Mi destino final comenzó a tejerse el día que me topé de frente con el ángel que me conduciría hasta el infierno. Sí. Ahora lo recuerdo. Al pasar por una cascada como si fuera fuego que sale de la boca de un dragón, me salpica la memoria de la culpa. Del motivo por el que estoy aquí. Me alejo remando hacia una zona más tranquila y me arrepiento en silencio. Tampoco hablamos. Aquí sólo se oyen gritos y alaridos.
Lo primero que se me viene a la cabeza es la sonrisa deslumbrante que me hipnotizó. Aquel día fui a tomarme un café. Había salido con antelación para una entrevista, así que maté el tiempo.
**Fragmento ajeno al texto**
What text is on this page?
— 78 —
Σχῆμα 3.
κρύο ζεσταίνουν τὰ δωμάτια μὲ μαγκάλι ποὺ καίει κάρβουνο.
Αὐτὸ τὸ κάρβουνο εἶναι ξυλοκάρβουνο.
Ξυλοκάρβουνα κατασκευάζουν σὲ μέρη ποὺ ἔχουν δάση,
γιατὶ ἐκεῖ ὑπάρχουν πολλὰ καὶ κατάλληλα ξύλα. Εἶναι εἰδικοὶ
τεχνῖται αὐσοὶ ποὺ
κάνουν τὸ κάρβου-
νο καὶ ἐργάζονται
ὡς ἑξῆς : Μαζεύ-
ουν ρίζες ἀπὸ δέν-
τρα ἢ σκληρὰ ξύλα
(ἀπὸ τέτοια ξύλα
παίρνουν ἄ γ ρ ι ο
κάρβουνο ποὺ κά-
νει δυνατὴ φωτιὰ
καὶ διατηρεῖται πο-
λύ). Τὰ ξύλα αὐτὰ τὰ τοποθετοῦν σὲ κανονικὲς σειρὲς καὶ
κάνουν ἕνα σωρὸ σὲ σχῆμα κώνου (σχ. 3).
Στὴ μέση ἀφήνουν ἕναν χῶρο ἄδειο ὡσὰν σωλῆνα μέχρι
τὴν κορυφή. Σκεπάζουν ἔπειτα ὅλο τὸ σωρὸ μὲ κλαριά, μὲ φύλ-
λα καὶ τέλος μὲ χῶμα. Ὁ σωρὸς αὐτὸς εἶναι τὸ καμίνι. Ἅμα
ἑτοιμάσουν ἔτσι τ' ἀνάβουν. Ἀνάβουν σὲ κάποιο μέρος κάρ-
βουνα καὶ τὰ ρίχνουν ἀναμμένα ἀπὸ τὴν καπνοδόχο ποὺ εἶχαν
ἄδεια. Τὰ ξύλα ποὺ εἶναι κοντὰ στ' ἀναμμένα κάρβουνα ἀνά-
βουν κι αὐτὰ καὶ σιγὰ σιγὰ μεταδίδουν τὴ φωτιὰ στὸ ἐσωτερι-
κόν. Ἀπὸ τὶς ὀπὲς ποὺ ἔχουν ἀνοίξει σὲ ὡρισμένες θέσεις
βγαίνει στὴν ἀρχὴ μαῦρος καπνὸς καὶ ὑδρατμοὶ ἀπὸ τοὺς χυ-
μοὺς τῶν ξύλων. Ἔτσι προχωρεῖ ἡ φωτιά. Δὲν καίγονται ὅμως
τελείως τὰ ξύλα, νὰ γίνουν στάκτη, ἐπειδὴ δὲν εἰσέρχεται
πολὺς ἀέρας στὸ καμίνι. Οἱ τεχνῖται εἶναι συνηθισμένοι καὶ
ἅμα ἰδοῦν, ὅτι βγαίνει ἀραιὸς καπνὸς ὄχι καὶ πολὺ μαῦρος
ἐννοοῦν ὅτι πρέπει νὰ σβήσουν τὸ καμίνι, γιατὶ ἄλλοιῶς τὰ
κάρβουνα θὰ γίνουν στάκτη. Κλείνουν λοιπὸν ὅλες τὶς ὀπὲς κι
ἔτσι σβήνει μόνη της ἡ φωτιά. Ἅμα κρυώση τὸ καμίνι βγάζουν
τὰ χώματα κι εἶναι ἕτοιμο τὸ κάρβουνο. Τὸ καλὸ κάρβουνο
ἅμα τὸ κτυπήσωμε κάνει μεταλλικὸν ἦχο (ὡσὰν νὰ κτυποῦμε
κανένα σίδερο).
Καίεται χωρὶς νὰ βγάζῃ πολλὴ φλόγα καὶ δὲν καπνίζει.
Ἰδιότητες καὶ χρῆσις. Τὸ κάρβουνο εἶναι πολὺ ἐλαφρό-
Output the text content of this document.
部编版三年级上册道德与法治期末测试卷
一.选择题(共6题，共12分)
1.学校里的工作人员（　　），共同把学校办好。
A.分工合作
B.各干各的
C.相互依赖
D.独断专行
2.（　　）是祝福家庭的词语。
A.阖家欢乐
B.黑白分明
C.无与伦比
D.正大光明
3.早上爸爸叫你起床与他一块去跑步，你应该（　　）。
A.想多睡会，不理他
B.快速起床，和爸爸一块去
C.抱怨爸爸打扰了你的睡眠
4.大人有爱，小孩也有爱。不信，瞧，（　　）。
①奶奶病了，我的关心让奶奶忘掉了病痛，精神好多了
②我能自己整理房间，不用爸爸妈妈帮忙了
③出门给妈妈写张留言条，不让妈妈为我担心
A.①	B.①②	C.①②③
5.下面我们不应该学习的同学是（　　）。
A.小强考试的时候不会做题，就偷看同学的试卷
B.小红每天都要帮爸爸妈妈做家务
Caminé, sin unos casos metidos hasta el tímpano, y me senté en una cafetería cercana a la oficina en la que me habían citado. Aguardé observando mi alrededor y a los pocos minutos apareció un camarero. Existen situaciones que solo se explican si hay una fuerza sobrenatural que las justifique. Así fue nuestro encuentro: sobrehumano. Nos miramos y ambos supimos que nos habíamos enamorado. Me pedí un solo doble sin apartar la mirada de sus facciones. Estaba siendo una descarada. Pero no lo podía evitar. Tenía las cejas frondosas y oscuras. La piel morena cubierta de motas de tinta esparcidas sin sentido ni orden. Era alto, más alto que yo calculé, cuerpo de gimnasio, pelo de anuncio de champú. Todo un modelo. Más allá de su espectacular físico, lo que captó mi atención fue su mirada. Me hizo el amor y me sacudió el cuerpo sin tocarme.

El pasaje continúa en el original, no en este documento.